Такое чудо случалось с нами два-три раза в год.
Я направлялся к кухне, по дороге бросив взгляд на старые часы, висящие в столовой. Отец их переделал, оставил один лишь голый механизм и добавил два свинцовых груза для поворота барабана, которые отлил в консервных банках. Часы показывали шесть.
Через секунду я стоял на плитке кухонного пола. Отец сидел перед огнем и смотрел, как в печи пекутся перепелки. Двенадцать перепелок, которые служили предзнаменованием события куда более грандиозного, чем они сами.
Отец наш становился в этот миг волхвом, способным задержать бег времени.
Сначала он вертел перепелок над огнем, чтоб опалить остатки перьев – вот этот едкий запах мы и чувствовали на другом конце квартиры. А теперь они запекались в глубине печи, отражаясь, как в зеркале, в луже растопленного масла и жира.
Отец неподвижно сидел перед ними, совсем как те дети, с которыми мы познакомились в Африке: они всегда толпились перед очагом и с интересом смотрели, как вращается вертел над огнем. Отец был верен рецепту «из телевизора» и никогда не оставлял без внимания то, что готовит.

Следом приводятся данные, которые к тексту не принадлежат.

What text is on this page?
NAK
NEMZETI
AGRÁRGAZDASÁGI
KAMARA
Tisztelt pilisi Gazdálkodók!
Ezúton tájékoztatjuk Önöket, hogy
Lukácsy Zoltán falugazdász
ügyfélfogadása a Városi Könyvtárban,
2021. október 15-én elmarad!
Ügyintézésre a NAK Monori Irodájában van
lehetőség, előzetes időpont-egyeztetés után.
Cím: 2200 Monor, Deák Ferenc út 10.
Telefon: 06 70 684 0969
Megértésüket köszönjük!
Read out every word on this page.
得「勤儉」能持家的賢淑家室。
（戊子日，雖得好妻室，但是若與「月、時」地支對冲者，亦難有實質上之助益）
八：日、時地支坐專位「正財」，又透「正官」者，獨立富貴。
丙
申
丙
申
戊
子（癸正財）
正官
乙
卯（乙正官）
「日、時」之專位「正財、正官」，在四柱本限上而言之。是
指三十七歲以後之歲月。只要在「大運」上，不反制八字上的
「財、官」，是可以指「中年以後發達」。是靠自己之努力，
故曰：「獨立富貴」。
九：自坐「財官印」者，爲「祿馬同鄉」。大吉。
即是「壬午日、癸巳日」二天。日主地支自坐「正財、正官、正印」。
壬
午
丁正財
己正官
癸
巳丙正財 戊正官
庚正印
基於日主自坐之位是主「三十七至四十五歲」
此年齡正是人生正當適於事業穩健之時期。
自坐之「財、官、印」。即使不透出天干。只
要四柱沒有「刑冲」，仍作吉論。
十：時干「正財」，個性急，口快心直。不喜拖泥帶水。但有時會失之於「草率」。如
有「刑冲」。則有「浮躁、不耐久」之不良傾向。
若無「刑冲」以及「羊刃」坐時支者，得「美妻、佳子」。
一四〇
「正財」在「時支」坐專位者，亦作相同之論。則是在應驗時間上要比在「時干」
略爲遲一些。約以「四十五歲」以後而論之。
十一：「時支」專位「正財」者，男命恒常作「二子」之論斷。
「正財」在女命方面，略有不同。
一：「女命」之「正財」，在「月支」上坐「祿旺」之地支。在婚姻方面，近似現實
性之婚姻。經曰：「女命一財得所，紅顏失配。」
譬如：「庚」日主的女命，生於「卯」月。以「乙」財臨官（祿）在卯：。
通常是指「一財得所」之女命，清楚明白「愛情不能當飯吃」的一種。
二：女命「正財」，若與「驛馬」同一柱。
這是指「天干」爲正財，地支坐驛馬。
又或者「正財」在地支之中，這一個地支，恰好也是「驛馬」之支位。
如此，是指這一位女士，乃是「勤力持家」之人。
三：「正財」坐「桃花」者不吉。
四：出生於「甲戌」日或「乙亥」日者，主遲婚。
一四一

Он нес караул.
Я стоял на пороге несколько секунд, дожидаясь, пока мы с отцом встретимся взглядом: мне надо было убедиться, что все это мне не снится, – и только после этого выбегал из кухни. Мне хотелось первым разнести благую весть. Что-то будет!
Немного позже, в тот час, когда все дети мира приводили комнату в порядок и собирали на завтра портфель, когда никто не смел уж больше ни на что надеяться, мы покидали Париж в оранжевом микроавтобусе и мчались навстречу общему потоку тех, кто возвращался в город.
Дорога впереди была свободна. Мы не сводили глаз с заката: солнце садилось справа от дороги. Чтобы замедлить его падение, отец прибавлял газу.
За мгновенье до заката мы медленно въезжали в лес Фонтенбло. Я прижимался лбом к стеклу. Стояла осень или, может быть, весна, и это было воскресенье, вечер. Мы парковались на каком-нибудь пустынном пятачке. Перепелки лежали у нас в рюкзаках, завернутые в несколько слоев серебряной бумаги.
Мы поднимались гуськом среди камней и серых буковых стволов и через заросли папоротника шли на луч света, который служил нам ориентиром. Наконец забирались на самый верх. Вот тут-то мы и застигали солнце: розово-золотое, оно падало в сосны. Еще нас поджидал здесь плоский камень.
Мы хватали руками перепелок, еще горячих, и молча вгрызались в них зубами, жадно поглощая одну за другой. Наши руки и лица блестели под лиловым небом. Мы были первобытными детьми, устроившимися на ковре из хвои.
Но очень скоро тень и холод накрывали лес. Мы скакали по камням, чтобы урвать еще немного времени. Родители, похоже, не спешили. В Париж необходимо было вернуться до полуночи. Я смотрел на них, и они казались мне какими-то даже чересчур спокойными – просто смотрели вверх, на первые звезды, и мне на ум вдруг приходила сказка про Мальчика-с-Пальчик. Я наблюдал за ними. В их спокойствии было что-то уж слишком прекрасное. Неужели они задумали бросить нас здесь одних?
Дикие звери наверняка бродили где-то поблизости, их приманили косточки перепелок. Но все же мы скакали веселее прежнего. Эхо наших голосов придавало храбрости. Эхо голосов, а еще – та уверенность в собственных силах, которую порой внушает ночь.
Не так уж много в жизни радостей, подобных этой. И я готов поклясться: в эти воскресенья среди сосен мы не прыгали – летали. Если бы кто-нибудь тогда спросил меня, где я живу, я бы ответил, как Питер Пэн: второй поворот направо, а дальше прямо до утра.